China’s engagement in other emerging markets is driven by its interest in oil and natural resources.

  • The bulk of Chinese investment in Africa is related to oil, concentrated in Angola, Sudan and Nigeria. But the acquisition by China’s ICBC of a 20% stake in South Africa’s Standard Bank signals a wider interest in growing trade and business ties with the country and the region. Chinese involvement in areas mired in conflict as well as no-conditionality loans which may displace more traditional programmes from the World Bank and the IMF have often led to criticism by Western powers.
  • China’s closer ties with the Middle East have also been driven by its growing appetite for oil & gas. China is projected to soon rival the US and Japan as Saudi Arabia’s top market for petroleum exports. China’s Sinopec has an agreement with Iran to buy 250 million tonnes of LNG over 30 years and to develop an oil field. China’s closer ties with Iran appear to be an issue under watch for the US. The Middle East is obviously a strategically important region for both China and the US. China is a major importer of Middle East oil, while the US retains a significant security influence in the region and related oil transport routes.
  • Chinese trade with Latin America reached USD 110 bn in 2008, a remarkable jump from only USD 13 bn in 2000. It is still much less than the region’s trade with the US (close to USD 600 bn) or the EU (close to USD 300 bn). China signed an FTA with Chile in 2005 – now more than 40% of Chilean exports go to Asia, mostly China. China and Peru also concluded FTA talks in late 2008. A 3rd bilateral deal with Costa Rica (the 1st Central American country to grant China official diplomatic recognition) is under negotiation. Outward FDI flows to Latin America ranged from USD 3.7 bn to USD 8.5 bn during 2005-08. China is now a member of the board of the Inter-American Development Bank and has observer status at the Organization of American States (OAS). China has also entered into a bilateral currency swap with Argentina. China has close relations with both Cuba and Venezuela, but has been careful not to be drawn into any tension between Hugo Chavez and the US.

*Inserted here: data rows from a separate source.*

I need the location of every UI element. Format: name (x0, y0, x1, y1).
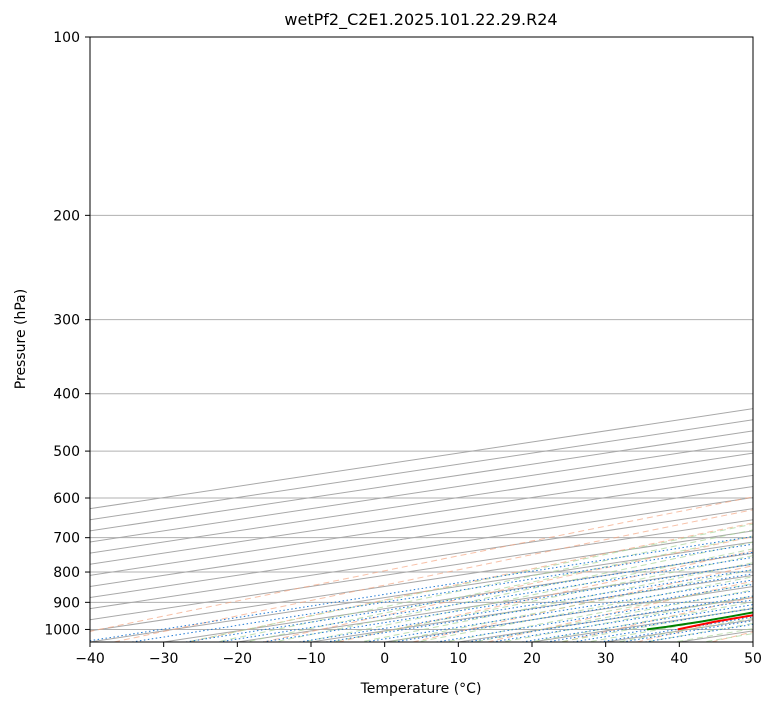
x-tick-label: 20 (523, 651, 541, 667)
moist-adiabat-line (214, 529, 753, 642)
dry-adiabat-line (412, 565, 753, 642)
isotherm-line (90, 508, 753, 610)
x-tick-label: 30 (597, 651, 615, 667)
chart-title: wetPf2_C2E1.2025.101.22.29.R24 (284, 10, 557, 30)
moist-adiabat-line (499, 595, 753, 642)
dry-adiabat-line (188, 522, 753, 642)
x-tick-label: 10 (449, 651, 467, 667)
isotherm-line (90, 485, 753, 587)
isotherm-line (90, 463, 753, 565)
mixing-ratio-line (365, 579, 753, 642)
mixing-ratio-line (394, 583, 753, 642)
y-tick-label: 800 (53, 565, 80, 581)
y-tick-label: 100 (53, 30, 80, 46)
x-tick-label: −30 (149, 651, 179, 667)
dry-adiabat-line (338, 550, 753, 642)
y-tick-label: 900 (53, 595, 80, 611)
y-tick-label: 600 (53, 491, 80, 507)
x-tick-label: 40 (670, 651, 688, 667)
y-tick-label: 500 (53, 444, 80, 460)
isotherm-line (90, 441, 753, 543)
moist-adiabat-line (357, 562, 753, 642)
y-axis-label: Pressure (hPa) (13, 289, 29, 389)
moist-adiabat-line (329, 555, 753, 642)
mixing-ratio-line (326, 573, 753, 642)
mixing-ratio-line (185, 551, 753, 642)
plot-frame (89, 36, 754, 643)
dry-adiabat-line (113, 509, 753, 642)
y-tick-label: 200 (53, 208, 80, 224)
x-tick-label: −40 (75, 651, 105, 667)
x-axis-label: Temperature (°C) (360, 681, 482, 697)
isotherm-line (752, 641, 753, 642)
mixing-ratio-line (299, 569, 753, 642)
y-tick-label: 1000 (44, 622, 80, 638)
moist-adiabat-line (243, 535, 753, 642)
plot-background (90, 37, 753, 642)
isotherm-line (90, 474, 753, 576)
x-tick-label: −20 (223, 651, 253, 667)
x-tick-label: 0 (380, 651, 389, 667)
axis-ticks: −40 −30 −20 −10 0 10 20 30 40 50 100 200 300 400 500 60… (44, 30, 762, 667)
isotherm-line (90, 497, 753, 599)
x-tick-label: 50 (744, 651, 762, 667)
y-tick-label: 400 (53, 387, 80, 403)
isotherm-line (90, 519, 753, 621)
moist-adiabat-line (184, 523, 753, 642)
isotherm-line (90, 452, 753, 554)
background-lines (90, 37, 753, 642)
dry-adiabat-line (562, 596, 753, 642)
moist-adiabat-line (442, 582, 753, 642)
moist-adiabat-line (414, 576, 753, 642)
x-tick-label: −10 (296, 651, 326, 667)
y-tick-label: 700 (53, 531, 80, 547)
isotherm-line (90, 530, 753, 632)
y-tick-label: 300 (53, 313, 80, 329)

China is adding to strategic stockpiles of oil, coal, copper and other key minerals. It is not only safeguarding future supplies but also exerting greater influence over global commodity prices. China has been acquiring mining companies in various parts of the world and is exploring new sources for oil and minerals. New projects have been launched in countries such as Congo, Indonesia, Niger and Peru.

China’s expanding influence seems commercially-driven. What happens in China, its trade and investment decisions as well as its course of action will have global repercussions. At the moment, China’s growing interests in the world appear to be driven by commercial rather than imperialist motives. Other than sending its troops to counter aggression by Somali pirates, the Chinese military has so far not shown an evident interest in expanding its sphere of influence.

It is pointless to try to stop China’s growing influence, but traditional powers can counter it with their own positive engagements in the EM regions. US Secretary of State Hillary Clinton rightly described the world as “multi-polar”, where the US must compete for attention and relationships with many others. This implies a new diplomatic approach which needs to engage EM leaders in constructive dialogue and recognise EMs’ rising influence in global affairs.

*Hong Kong, India, Indonesia, Malaysia, Philippines, Singapore, South Korea, Taiwan and Thailand.